Kooperationsprojekt

Fachkräftestrategie für den Wirtschaftsraum Lahn-Taunus und Limburg-Weilburg – Gemeinsam erreichen wir mehr!

Das Thema ‚Fachkräfte‘ ist in der aktuellen Diskussion um die regionale wirtschaftliche Entwicklung und den Arbeitsmarkt allgegenwärtig. Globalisierung, Landflucht, zunehmende Mobilität, Digitalisierung und Demographischer Wandel werden die Situation zukünftig noch stärker als bisher verändern und sowohl Auswirkungen auf den Bedarf als auch auf das Angebot von Fachkräften haben. Im Wirtschaftsraum um Limburg und Diez spielt die hessisch-rheinland-pfälzische Landesgrenze hierbei eine wesentliche Rolle. Was auf den ersten Blick häufig gar nicht erkennbar ist, kann im Alltag der Betriebe und Unternehmen durchaus spürbar sein – beispielsweise, weil Zuständigkeiten und Verantwortlichkeiten getrennt, Verfahren komplizierter oder Wege länger sind. Ein Denken, das an der Landesgrenze Halt macht, führt zwangsläufig zu wirtschaftlichen Nachteilen für die Region. In der heutigen Zeit ist es von essenzieller Bedeutung, dass alle im Wirtschaftsraum an einem Strang ziehen – auch beim Thema Fachkräfte.

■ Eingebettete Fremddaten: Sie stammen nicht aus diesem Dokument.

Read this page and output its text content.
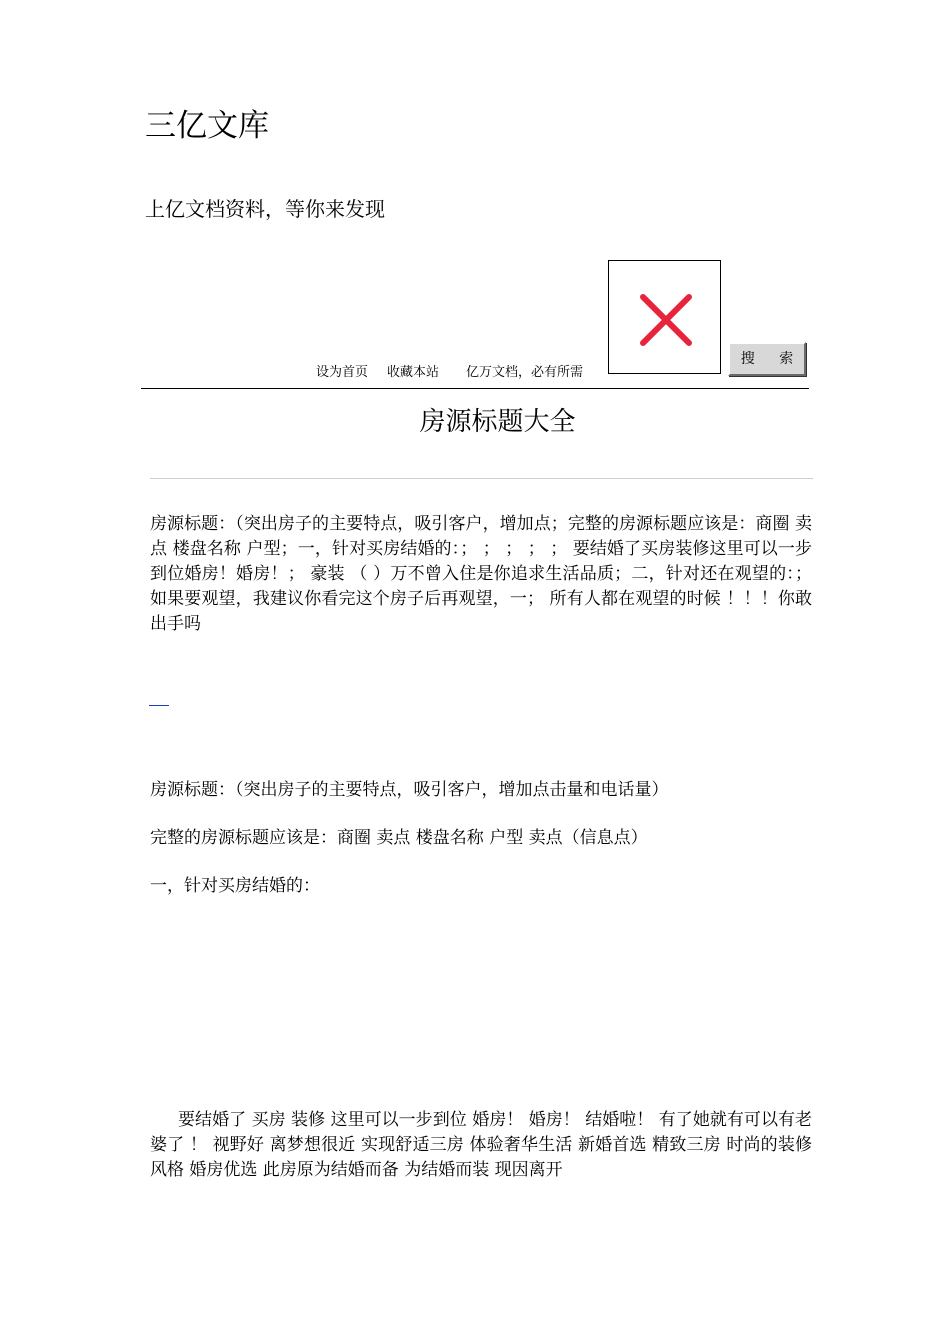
三亿文库
上亿文档资料，等你来发现
设为首页 收藏本站 亿万文档，必有所需
搜 索
房源标题大全
房源标题：（突出房子的主要特点，吸引客户，增加点；完整的房源标题应该是：商圈 卖点 楼盘名称 户型；一，针对买房结婚的：； ； ； ； ； 要结婚了买房装修这里可以一步到位婚房！婚房！； 豪装 （ ）万不曾入住是你追求生活品质；二，针对还在观望的：； 如果要观望，我建议你看完这个房子后再观望，一； 所有人都在观望的时候 ！！！你敢出手吗
房源标题：（突出房子的主要特点，吸引客户，增加点击量和电话量）
完整的房源标题应该是：商圈 卖点 楼盘名称 户型 卖点（信息点）
一，针对买房结婚的：
要结婚了 买房 装修 这里可以一步到位 婚房！ 婚房！ 结婚啦！ 有了她就有可以有老婆了 ！ 视野好 离梦想很近 实现舒适三房 体验奢华生活 新婚首选 精致三房 时尚的装修风格 婚房优选 此房原为结婚而备 为结婚而装 现因离开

Aus diesem Grund haben wir, die Lokalen Aktionsgruppen der LEADER-Regionen Lahn-Tau­nus (Verbandsgemeinden Aar-Einrich, Bad Ems-Nassau, Diez und Nastätten) und Limburg-Weilburg, das Kooperationsprojekt ‚Länderübergreifender Strategieprozess zur bedarfsgerechten Arbeits- und Fachkräftesicherung‘ ins Leben gerufen. Ziel des Projekts ist, die im Zusammenhang mit dem Thema Fachkräfte auftretenden Herausforderungen im länderübergreifenden Wirtschaftsraum Lahn-Taunus und Limburg-Weilburg zu identifizieren und gemeinsam mit Akteuren aus unterschiedlichsten Bereichen anzugehen. Wir wollen die Situation als Chance begreifen – und nicht als Problem!


Der Prozess

Um die Erfahrungen der verschiedenen Akteure zu sammeln, die Situation in der Region zu erfassen und Lösungsansätze zu entwickeln, sollen im Anschluss an die am 15. Oktober 2019 durchgeführte große Auftaktveranstaltung Gruppen zu bestimmten Themen gebildet werden, die sich in den Jahren 2020 und 2021 dreimal pro Jahr in Workshops zusammenfinden. Beide Jahre sollen mit einer Großveranstaltung im letzten Quartal abgeschlossen werden, in denen die Ergebnisse der unterschiedlichen Gruppen zusammengetragen werden und es einen Überblick über den Stand des Projekts gibt. Am Ende soll eine Strategie vorliegen, die als Grundlage für eine Fortführung der gemeinsamen Arbeit nach 2021 dienen kann.

Das gesamte Projekt soll als Gemeinschaftsaufgabe verstanden und durch Einbezug verschiedenster Akteure möglichst realitäts- und praxisnah gestaltet werden. Herausforderungen und negative Erfahrungen sollen ebenso integriert werden wie bereits bestehende und gegebenenfalls erweiterbare Angebote und Lösungsansätze.

Als Grundlage für den Prozess dient ein vom Institut für Wirtschaft, Arbeit und Kultur (IWAK) erstelltes Datendossier, das aufzeigt, wie sich die Situation im Wirtschaftsraum Lahn-Taunus und Limburg-Weilburg zahlenmäßig darstellt.